If you look at the output of sensors command for my dual-core computer and compare it with yours, you'll find that the fan speed your computer is using is keeping your processors cool, which is important.In my case the processor temp are high but fan speed is low. I don't think you need to control fan speed, actually fan should not make much sound even at high speeds. I'm not sure if any of these temps seem high. When I run the sensors command I get the following output.


However when I ran pwmconfig it said "There are no pwm-capable sensor modules installed". I ran lm-sensors as sudo, it found some things and I loaded the modules it recommended into the kernel. I followed the instructions on this forum link and configured lm-sensors then attempted to configure fancontrol. I must add that the /proc/acpi/fan and thermal control directories are lonely empty (and this seems strange).I installed Ubuntu 13.10 and the fans are quite loud.
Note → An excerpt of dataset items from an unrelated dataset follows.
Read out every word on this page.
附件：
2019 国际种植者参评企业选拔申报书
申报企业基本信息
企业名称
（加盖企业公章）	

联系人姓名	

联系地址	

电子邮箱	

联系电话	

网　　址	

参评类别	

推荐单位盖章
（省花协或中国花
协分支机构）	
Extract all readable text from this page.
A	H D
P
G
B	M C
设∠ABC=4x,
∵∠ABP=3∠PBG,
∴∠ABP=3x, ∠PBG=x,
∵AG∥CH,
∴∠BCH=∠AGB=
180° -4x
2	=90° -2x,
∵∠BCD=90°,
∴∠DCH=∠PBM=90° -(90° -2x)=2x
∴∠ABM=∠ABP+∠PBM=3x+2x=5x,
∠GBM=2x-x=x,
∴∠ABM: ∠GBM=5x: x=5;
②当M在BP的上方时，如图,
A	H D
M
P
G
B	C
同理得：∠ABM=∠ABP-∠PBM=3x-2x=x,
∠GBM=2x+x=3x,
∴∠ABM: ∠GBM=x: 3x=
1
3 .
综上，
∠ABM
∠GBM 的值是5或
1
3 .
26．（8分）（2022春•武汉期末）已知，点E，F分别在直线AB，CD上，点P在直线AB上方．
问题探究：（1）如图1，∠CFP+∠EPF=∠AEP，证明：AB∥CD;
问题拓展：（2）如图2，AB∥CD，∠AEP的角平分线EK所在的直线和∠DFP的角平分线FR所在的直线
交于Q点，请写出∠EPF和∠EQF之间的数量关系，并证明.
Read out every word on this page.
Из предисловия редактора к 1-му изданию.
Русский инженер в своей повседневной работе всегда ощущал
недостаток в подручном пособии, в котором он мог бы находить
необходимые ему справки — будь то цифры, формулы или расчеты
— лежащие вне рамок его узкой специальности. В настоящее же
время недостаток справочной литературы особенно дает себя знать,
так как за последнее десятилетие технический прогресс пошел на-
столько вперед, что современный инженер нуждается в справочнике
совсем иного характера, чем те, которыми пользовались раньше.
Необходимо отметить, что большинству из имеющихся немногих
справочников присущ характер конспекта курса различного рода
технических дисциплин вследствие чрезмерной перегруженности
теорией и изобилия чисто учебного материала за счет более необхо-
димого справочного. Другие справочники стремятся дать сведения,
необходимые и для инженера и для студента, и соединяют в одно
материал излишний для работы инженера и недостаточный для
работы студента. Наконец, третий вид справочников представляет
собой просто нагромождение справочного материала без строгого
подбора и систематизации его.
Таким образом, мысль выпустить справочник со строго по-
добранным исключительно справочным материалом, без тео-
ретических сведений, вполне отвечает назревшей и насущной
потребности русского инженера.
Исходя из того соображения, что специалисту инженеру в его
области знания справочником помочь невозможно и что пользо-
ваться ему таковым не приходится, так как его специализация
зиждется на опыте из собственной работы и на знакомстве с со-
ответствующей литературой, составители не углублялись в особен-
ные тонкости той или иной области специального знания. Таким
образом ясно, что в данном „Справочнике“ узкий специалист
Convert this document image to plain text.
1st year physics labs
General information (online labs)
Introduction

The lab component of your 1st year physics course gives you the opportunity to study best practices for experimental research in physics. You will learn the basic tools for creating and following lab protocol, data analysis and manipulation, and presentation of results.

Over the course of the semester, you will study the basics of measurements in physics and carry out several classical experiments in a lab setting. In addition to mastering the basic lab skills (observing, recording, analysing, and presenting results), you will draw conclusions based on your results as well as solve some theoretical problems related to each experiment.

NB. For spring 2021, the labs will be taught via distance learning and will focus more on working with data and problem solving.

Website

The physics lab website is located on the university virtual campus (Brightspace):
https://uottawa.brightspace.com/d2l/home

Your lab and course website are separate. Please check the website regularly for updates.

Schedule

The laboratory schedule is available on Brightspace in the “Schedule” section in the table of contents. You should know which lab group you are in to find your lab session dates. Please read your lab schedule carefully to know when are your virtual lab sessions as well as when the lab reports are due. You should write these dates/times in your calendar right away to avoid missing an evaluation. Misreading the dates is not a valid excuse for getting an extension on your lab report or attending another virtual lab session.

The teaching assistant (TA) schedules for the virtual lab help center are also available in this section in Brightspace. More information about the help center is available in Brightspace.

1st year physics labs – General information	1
Temp=`cat /proc/acpi/thermal_zone/THRM/temperature | awk ''`īut nothing happens. Consequently, running "sensors" does not give any output. I tried modprobing i2c-i801 (and I get no output after the modprobe command), but it seems not to be any smartbatt driver installed on my system. # into the kernel, or unavailable, comment out the following line. # Warning: the required module smartbatt is not currently installed This is quite annoying, and I fear it could anyway be a problem in future.Ĭonsequently I would like to check the CPU temperature using lmsensors, and possibly to control the fan speed using fancontrol, but when I run sensors-detect I get this code to be pasted into /etc/modules:

The cooling fan runs about the 60% of the time, even if I cannot feel any particular warming of the laptop. I run Ubuntu Intrepid Ibex on a Fujitsu Siemens Lifebook S7020D notebook.